What Every Homeowner Should Know About an Escrow Insurance Account

If you’re a first-time home buyer, you might feel overwhelmed and slightly inundated with all the information and steps involved with owning a house. If you’ve never owned a house, the term escrow might sound like a foreign concept and an escrow insurance account might feel complicated but we’re here to break it down for you. Understanding how escrow works can help you avoid surprises and better manage your finances.

An escrow insurance account is a separate account your mortgage lender manages on your behalf. It’s used to collect and pay certain house-related expenses; most commonly these expenses are property taxes and homeowners insurance. With an escrow insurance account, homeowners do not have to pay the large bill at once. Instead, the homeowner pays a portion each month as part of their mortgage payment.
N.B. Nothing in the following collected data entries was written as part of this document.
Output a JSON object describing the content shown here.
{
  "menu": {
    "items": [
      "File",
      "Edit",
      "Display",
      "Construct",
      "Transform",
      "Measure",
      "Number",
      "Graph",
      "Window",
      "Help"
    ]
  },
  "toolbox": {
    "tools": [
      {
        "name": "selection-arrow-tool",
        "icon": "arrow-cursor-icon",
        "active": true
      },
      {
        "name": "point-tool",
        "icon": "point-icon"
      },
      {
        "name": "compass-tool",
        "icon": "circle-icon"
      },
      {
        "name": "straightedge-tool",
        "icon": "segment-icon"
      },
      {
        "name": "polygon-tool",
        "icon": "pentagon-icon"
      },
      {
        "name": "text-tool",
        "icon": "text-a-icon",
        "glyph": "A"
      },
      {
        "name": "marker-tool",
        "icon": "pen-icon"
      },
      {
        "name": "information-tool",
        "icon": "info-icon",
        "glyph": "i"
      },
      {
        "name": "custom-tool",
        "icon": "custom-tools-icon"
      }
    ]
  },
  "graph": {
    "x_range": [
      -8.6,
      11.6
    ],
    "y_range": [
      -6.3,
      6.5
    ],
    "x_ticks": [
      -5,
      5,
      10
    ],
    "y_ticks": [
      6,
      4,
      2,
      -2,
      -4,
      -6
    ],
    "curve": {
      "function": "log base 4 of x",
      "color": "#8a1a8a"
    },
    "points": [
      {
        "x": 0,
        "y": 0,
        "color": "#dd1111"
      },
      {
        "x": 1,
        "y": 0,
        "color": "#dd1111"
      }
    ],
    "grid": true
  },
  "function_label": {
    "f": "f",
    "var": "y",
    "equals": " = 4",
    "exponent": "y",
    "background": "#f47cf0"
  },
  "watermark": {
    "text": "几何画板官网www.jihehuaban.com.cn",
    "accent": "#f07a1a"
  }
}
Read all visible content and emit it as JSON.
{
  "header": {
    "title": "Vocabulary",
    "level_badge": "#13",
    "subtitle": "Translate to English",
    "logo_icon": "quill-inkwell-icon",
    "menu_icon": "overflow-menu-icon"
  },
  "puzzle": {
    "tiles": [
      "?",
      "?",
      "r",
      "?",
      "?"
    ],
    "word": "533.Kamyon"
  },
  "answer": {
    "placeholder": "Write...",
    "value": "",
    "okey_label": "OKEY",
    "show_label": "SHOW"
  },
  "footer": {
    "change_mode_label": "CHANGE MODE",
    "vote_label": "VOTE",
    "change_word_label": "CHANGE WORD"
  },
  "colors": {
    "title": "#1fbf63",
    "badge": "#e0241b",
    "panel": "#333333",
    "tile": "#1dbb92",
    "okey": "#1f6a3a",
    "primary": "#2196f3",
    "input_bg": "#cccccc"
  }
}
Your lender estimates your annual insurance and tax costs then divides it by twelve (for the twelve months in a year). The lender adds that monthly cost to your monthly mortgage payment. When your insurance premium and property tax is due, the lender pays the bill directly from the escrow account. You don’t have to worry about underpaying because most lenders include a “cushion”—which is allowed by law—to avoid surprise bills.

While the idea of someone else paying your taxes and insurance premium might sound a bit like micromanaging, the reality is it’s reassurance for the lender that your taxes won’t go unpaid and the policy will not lapse. You can be assured that the lender will perform an annual escrow analysis to compare what was collected versus what was paid. And if there is a surplus, you’ll receive a refund or your future payment(s) will be decreased.

If you’re able to put down a large downpayment on your house or have a considerable sum of money sitting in the bank, you may be able to waive escrow.

The bottom line is that the escrow insurance account is a budgeting tool designed to make homeownership predictable and less stressful—since you’ll need to budget repairs and general maintenance. It is important to review your escrow statements and understand the adjustments and changes. Staying aware of your statements will help you avoid payment shock and you’ll know when it might be time to switch homeowner insurance providers.

And at any point you determine something is off, you should reach out directly to your agent because it is your money!